Harga Emas Melonjak Lebih dari 1%, Ini Faktor Pendorongnya
NEW YORK, investortrust.id - Harga emas naik pada Selasa (18/02/2025) karena kekhawatiran terhadap pertumbuhan ekonomi AS. Ketidakpastian rencana tarif Presiden AS Donald Trump juga mendorong aliran investasi ke aset safe-haven.
Harga emas spot naik 1,2% menjadi $2.931,10 per ons setelah mencapai rekor tertinggi $2.942,70 pekan lalu.
Baca Juga
Kontrak berjangka emas AS naik 1,7% menjadi $2.950,60.
"Kami melihat meningkatnya permintaan safe-haven akibat ketidakstabilan pemerintahan Trump, ditambah dengan tren teknikal yang bullish," kata Jim Wyckoff, analis senior di Kitco Metals, seperti dikutip CNBC.

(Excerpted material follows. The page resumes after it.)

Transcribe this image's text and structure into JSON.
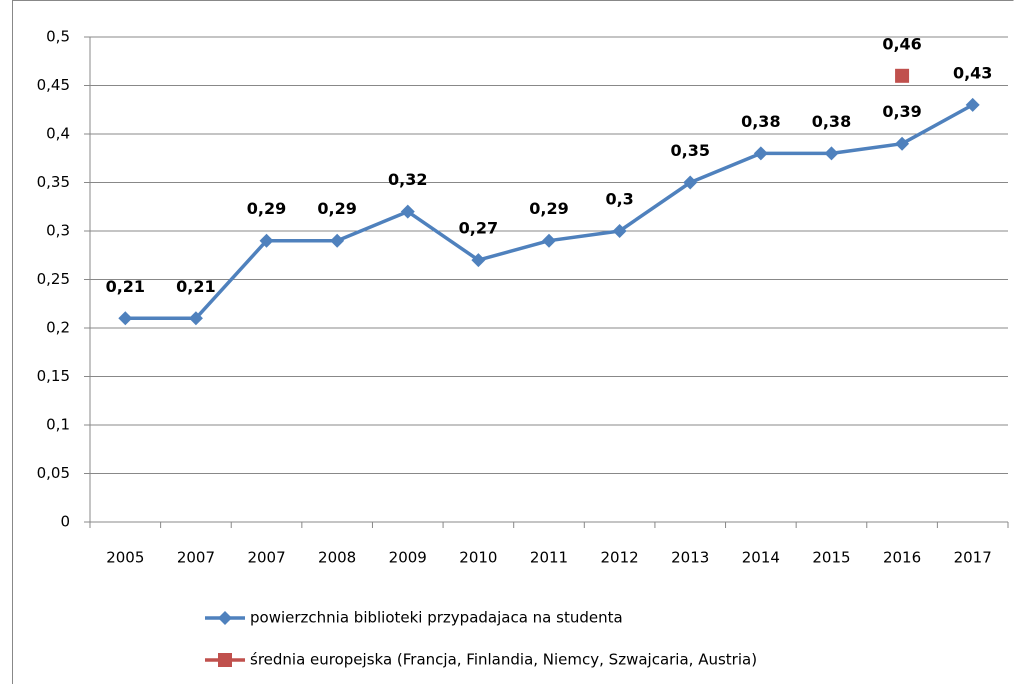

Sejak menjabat bulan lalu, Trump dengan cepat mengubah lanskap perdagangan global dengan serangkaian tarif, sementara rencana tarif timbal balik yang luas sedang disiapkan, yang ditujukan pada negara-negara yang mengenakan pajak terhadap produk AS.
"Pembelian oleh bank sentral juga seharusnya terus memberikan dukungan," tulis analis Commerzbank dalam sebuah catatan.
Fokus pasar kini beralih ke risalah pertemuan Januari Federal Reserve AS yang akan dirilis Rabu untuk mencari petunjuk mengenai arah kebijakan suku bunga.
Baca Juga
"Jika ekonomi mulai melambat karena tarif perdagangan dan faktor lainnya, maka kita bisa melihat suku bunga lebih rendah," kata Wyckoff.
Aset safe-haven seperti emas mendapat manfaat dari ketidakpastian geopolitik dan ekonomi serta cenderung menguat dalam lingkungan suku bunga rendah karena tidak memberikan imbal hasil.
"Meskipun tren kenaikan tetap berlaku, risiko koreksi lebih dalam tidak bisa diabaikan pada level tinggi ini. Agar emas mencapai rekor baru, mungkin diperlukan eskalasi risiko geopolitik, terutama terkait Ukraina," urai Fawad Razaqzada, analis pasar di City Index dan FOREX.com.
Harga perak spot turun 0,2% menjadi $32,74 per ons. Platinum naik 0,9% menjadi $984,55, sementara paladium naik 2% menjadi $981,61.